4. The only remaining question is whether relief should be granted against the defendants by way of damages. It was held in Milkman v. Ordway, 106 Mass. 232, that where a plaintiff in good faith brings a suit seeking equitable relief, supposing, and having reason to suppose, himself entitled to such equitable relief, even though at the time when the bill was brought he had no right to relief purely equitable, yet the court will afford relief by awarding compensation ; a fortiori, if the reason for denying the purely equitable relief occurs pending the suit. In the present case, provided in other respects the plaintiffs make out their case, the only reason for not granting an injunction *589is that, pending the suit, the plaintiffs’ lease has expired. The plaintiffs should not for this reason be turned out of court, but the bill should be retained for the assessment of damages. Woodbury v. Marblehead Water Co. 145 Mass. 509. Brande v. Grace, 154 Mass. 210. St. 1887, c. 383.

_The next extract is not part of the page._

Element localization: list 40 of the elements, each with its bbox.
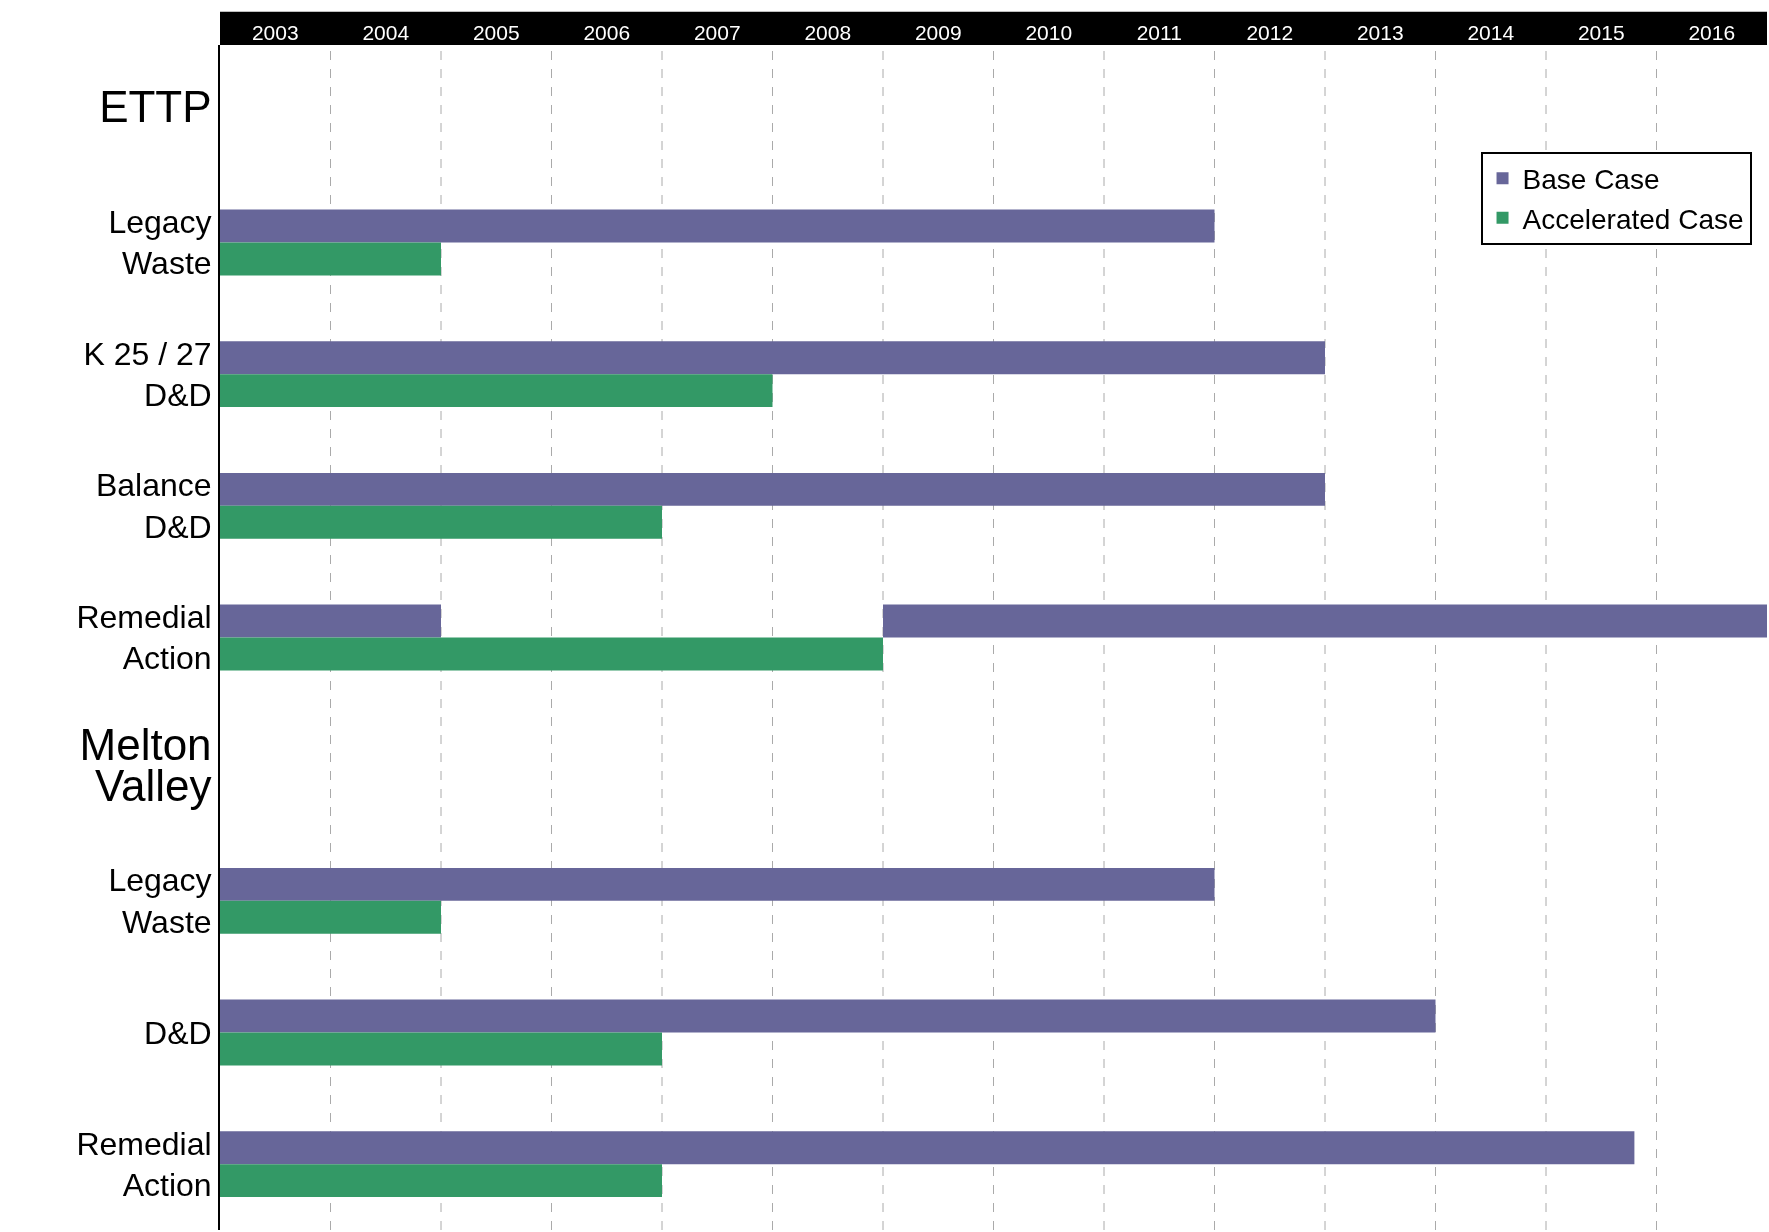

Case remanded for further proceedings.






Dissenting Opinion

Justices Knowlton and Morton

dissent from that part of the foregoing opinion which holds the defendants legally responsible for the erection of the chimney by Jordan and Jordan, for these reasons.

In their view the defendants are not shown to have had to do with the changes near the plaintiffs’ premises, except as appears by their written contracts in regard to the property. They arranged with Bradford and Thomas so as to let Jordan and Jordan into possession much sooner than could have been done without the arrangement. They made a lease to Jordan and Jordan for eight years and, seven months, and in the lease they gave permission to make the changes; but they expressly stated in the lease that “ the lessees take subject to the lease to Case, Dudley, and Battelle,” the plaintiffs. Without such permission Jordan and Jordan would have had no right as against the defendants to make the changes. With it they had and have a right as against the defendants. It cannot fairly be construed as authorizing the Jordans to create a nuisance, or to do anything that would interfere with the plaintiffs’ rights as lessees. It amounted to a declaration on the part of the defendants that they gave no right as against the plaintiffs, and that Jordan and Jordan might make the changes after the expiration of the plaintiffs’ lease, which then had less than eight months to run, but not before, unless they did it with the consent of the plaintiffs, or in such a way as not to affect the plaintiffs’ legal rights.

It seems to the dissenting justices that with this construction full effect is given to the language of the contracts, in accordance with the intention of the parties, and that it is unjust to the defendants to charge them as having authorized the work to be done against the rights of the plaintiffs, and to make them pay damages for which, on the plaintiffs’ theory, they can have no recovery against the real wrongdoers.